Çok katmanlı sistemlerin (ÇKS) teorik ağı,
doğa bilimlerinden sosyal-beşeri bilimlere ve bunların kapsadığı alan
disiplinlerine değin çok geniş bir kapsama haiz olmakla beraber, aynı zamanda
bu kapsamanın yayılım yansımaları da çok çeşitli ve daha da belirgini çok
yönlüdür. Ayrıca ÇKS kişinin araştırma yapacağı disipliner konular ile alakalı
olarak da genleşebilen bir yapıya haizdir. Ancak, ÇKS’nin yapısındaki çok
yönlülük ve genleşme özelliklerinin, literatürde geçerli pratiğini
incelediğimizde karşımıza ya biyoloji veya BT sistemleri ya da politik ekonomi
ve sosyoloji sahalarındaki bazı baskın uygulamaların çıktığını müşahede
etmekteyiz. Fen veya temel bilimlerindeki kalıplar alanın karakterine uygun
olmakla beraber, sosyal-beşeri alanlarda tecrübe ettiğimiz yaygın örneklemlerin
doğadakine nazaran birbirine göre farklılıklar içeren, ama istenirse
daraltılabilen bir çerçeve arz ettikleri kanaatindeyim. Örneğin, politik ve
sosyo-ekonomik bağlamda ÇKS’e ilişkin baskın tema AB veya bazı diğer
uluslararası kuruluşların yapılanmasına, eğitim-öğretim alanına dair olmaktadır.

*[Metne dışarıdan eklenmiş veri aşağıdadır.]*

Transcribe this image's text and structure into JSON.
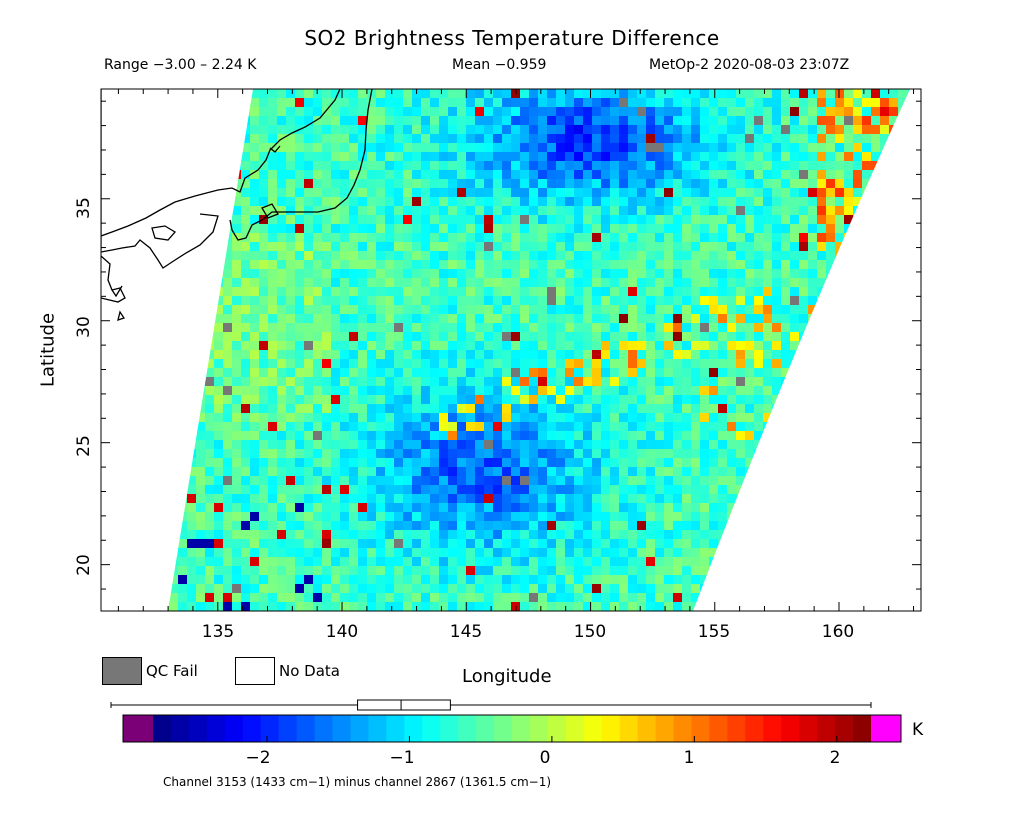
{
  "header": {
    "title": "SO2 Brightness Temperature Difference",
    "range": "Range −3.00 – 2.24 K",
    "mean": "Mean −0.959",
    "satellite_time": "MetOp-2 2020-08-03 23:07Z"
  },
  "axes": {
    "xlabel": "Longitude",
    "ylabel": "Latitude",
    "x_ticks": [
      "135",
      "140",
      "145",
      "150",
      "155",
      "160"
    ],
    "y_ticks": [
      "20",
      "25",
      "30",
      "35"
    ],
    "x_range": [
      130.3,
      163.3
    ],
    "y_range": [
      18.1,
      39.5
    ]
  },
  "legend": {
    "qc_fail": "QC Fail",
    "no_data": "No Data",
    "qc_color": "#777777"
  },
  "colorbar": {
    "ticks": [
      "−2",
      "−1",
      "0",
      "1",
      "2"
    ],
    "tick_values": [
      -2,
      -1,
      0,
      1,
      2
    ],
    "range": [
      -2.8,
      2.24
    ],
    "unit": "K",
    "low_color": "#7b0078",
    "high_color": "#ff00ff",
    "box_whisker": {
      "min": -3.0,
      "q1": -1.3,
      "median": -1.0,
      "q3": -0.66,
      "max": 2.24
    }
  },
  "footnote": "Channel 3153 (1433 cm−1) minus channel 2867 (1361.5 cm−1)"
}
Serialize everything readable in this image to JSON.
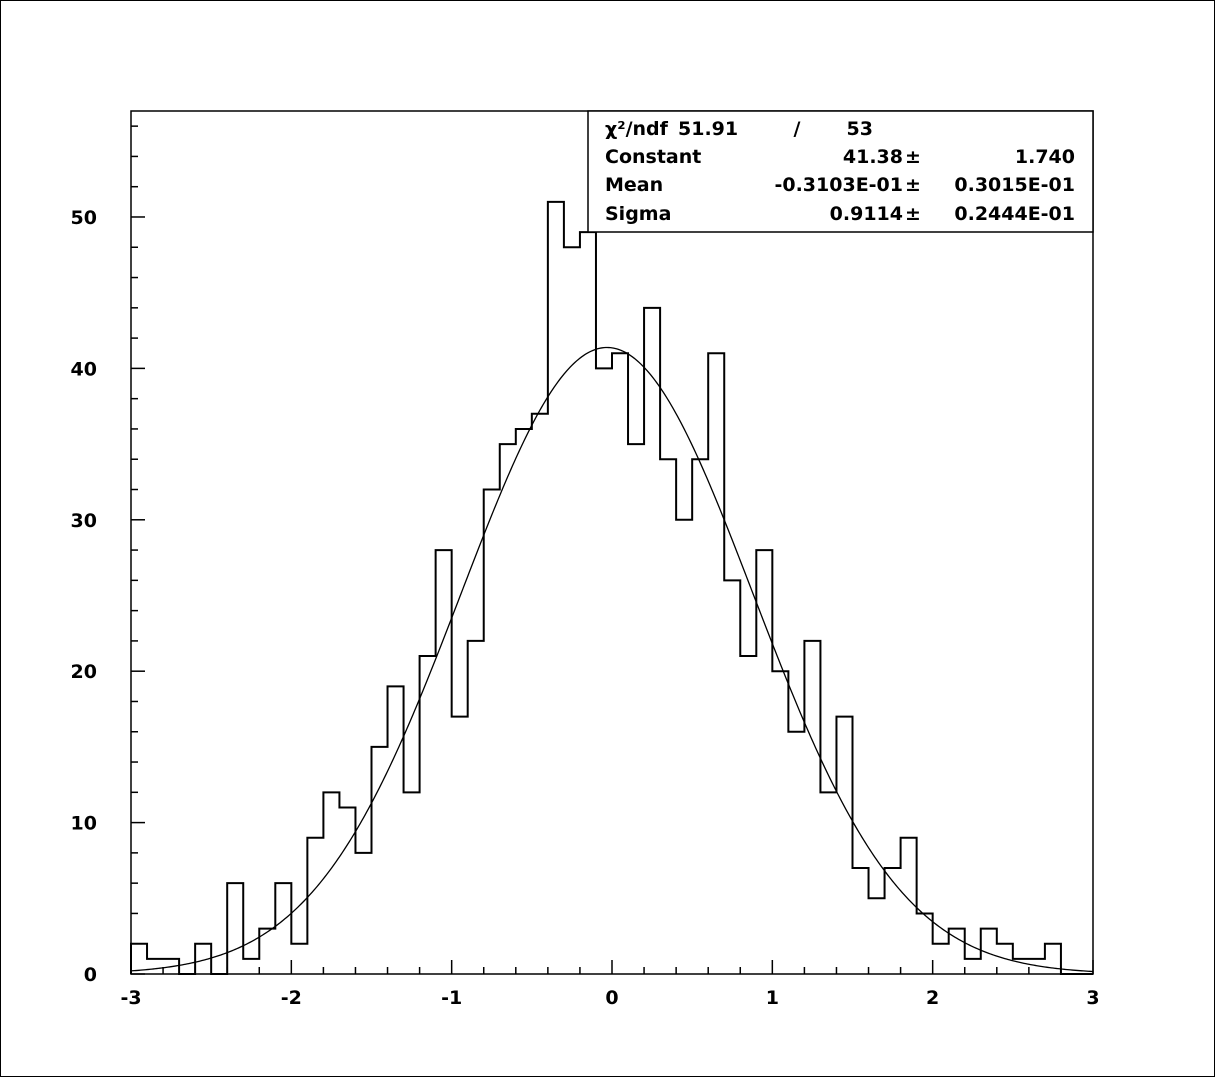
{
  "chart_data": {
    "type": "bar",
    "title": "",
    "xlabel": "",
    "ylabel": "",
    "xlim": [
      -3,
      3
    ],
    "ylim": [
      0,
      57
    ],
    "bin_width": 0.1,
    "bin_edges_start": -3.0,
    "values": [
      2,
      1,
      1,
      0,
      2,
      0,
      6,
      1,
      3,
      6,
      2,
      9,
      12,
      11,
      8,
      15,
      19,
      12,
      21,
      28,
      17,
      22,
      32,
      35,
      36,
      37,
      51,
      48,
      49,
      40,
      41,
      35,
      44,
      34,
      30,
      34,
      41,
      26,
      21,
      28,
      20,
      16,
      22,
      12,
      17,
      7,
      5,
      7,
      9,
      4,
      2,
      3,
      1,
      3,
      2,
      1,
      1,
      2,
      0,
      0
    ],
    "x_ticks": [
      -3,
      -2,
      -1,
      0,
      1,
      2,
      3
    ],
    "x_tick_labels": [
      "-3",
      "-2",
      "-1",
      "0",
      "1",
      "2",
      "3"
    ],
    "y_ticks": [
      0,
      10,
      20,
      30,
      40,
      50
    ],
    "y_tick_labels": [
      "0",
      "10",
      "20",
      "30",
      "40",
      "50"
    ],
    "fit": {
      "function": "gaussian",
      "constant": 41.38,
      "mean": -0.03103,
      "sigma": 0.9114
    },
    "stats_box": {
      "position": "top-right",
      "rows": [
        {
          "label": "χ²/ndf",
          "value": "51.91",
          "sep": "/",
          "error": "53"
        },
        {
          "label": "Constant",
          "value": "41.38",
          "sep": "±",
          "error": "1.740"
        },
        {
          "label": "Mean",
          "value": "-0.3103E-01",
          "sep": "±",
          "error": "0.3015E-01"
        },
        {
          "label": "Sigma",
          "value": "0.9114",
          "sep": "±",
          "error": "0.2444E-01"
        }
      ]
    }
  }
}
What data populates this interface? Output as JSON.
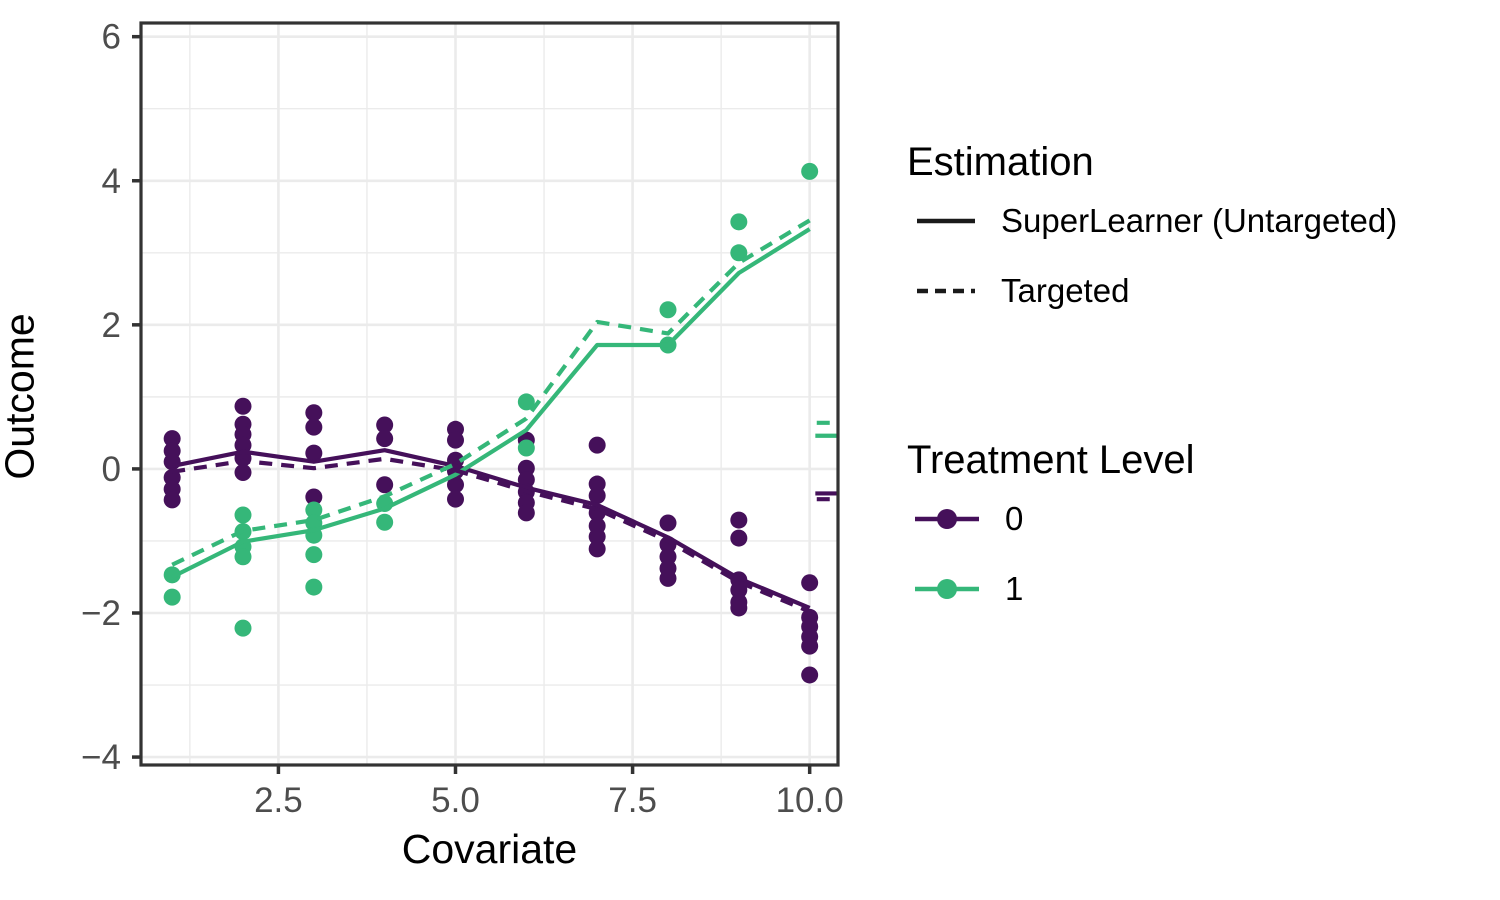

ÇKS’nin kapsama alanı içinde bu konular önemlidir, ama ana tematiği sınırlı
kılmaktadırlar ve fazlaca analojiye neden olabilmektedirler. Söz konusu
sınırlamanın arka planında belirli bir disiplini sağlamanın yanı sıra,
konjonktürel anlamda hangi uygulamaların daha pragmatik olduğu hususunda seçici
davranış da yatmaktadır.
Temel olarak ÇKS’nin önemli bir niteliği
dönüşüme yatkın, geniş yayılımlı, uyumlanabilen ve bağımlılığı düşük değerler
dizini üretebilen bir altyapı sunmasıdır. Örneğin bir teori kümelenmesi içinde
yer alan önermelerin her biri için ayrı ayrı modellerin oluşturulmasına olanak
sağladığı gibi, herhangi bir kavramı boyutsal manada dallandırılabilmesi de
mümkün olabilmektedir. Süreçsel nitelikli konularda belirleyici faktörler dahi
özgün bir biçimde katmansal modellerle açıklanabilir bir kimlik kazanabilir. Ne
var ki, bu imkânların yanı sıra yine bunlardan çıkarsanacak yorumlamaların
anlama boyutunda eksikliklere sebebiyet verebilme riskleri de bir hayli
fazladır. Diğer bir risk ise teorik olarak yönetim modellerine ilişkin olarak
ayrım yapılmaksızın ÇKS’nin her türden yönetsel yaklaşıma meşruiyet
kazandırabilme esnekliğidir. Bu durumda karşı tezlerin ortaya konulmasında da
başvurulan ilk yöntem yine ÇKS’nin içerdiği sistematik ile sağlanacaktır. Bir
paradigmanın bu denli esnek ve kapsayıcı olmasının önemli bir hususiyeti de
onun üzerinden çok sayıda çeşitli yararcı teorilerin üretilmesine yol açmasıdır
ki, bu durum toplumlar için getirilerin ve götürülerin rasyonel hesaplanabilir
olmasını zorunlu kılmaktadır. Örneğin, ÇKS demokratikleşme yönünde farklı
modelleme imkânları sağladığı gibi, otokratik-diktatoryal rejimler açısından da
aynı olanağı sunabilmektedir. Aynı zamanda ÇKS sunduğu modeller üzerinde çoklu
yorumların yapılabileceği ve revizyona açık desenlere de haizdir.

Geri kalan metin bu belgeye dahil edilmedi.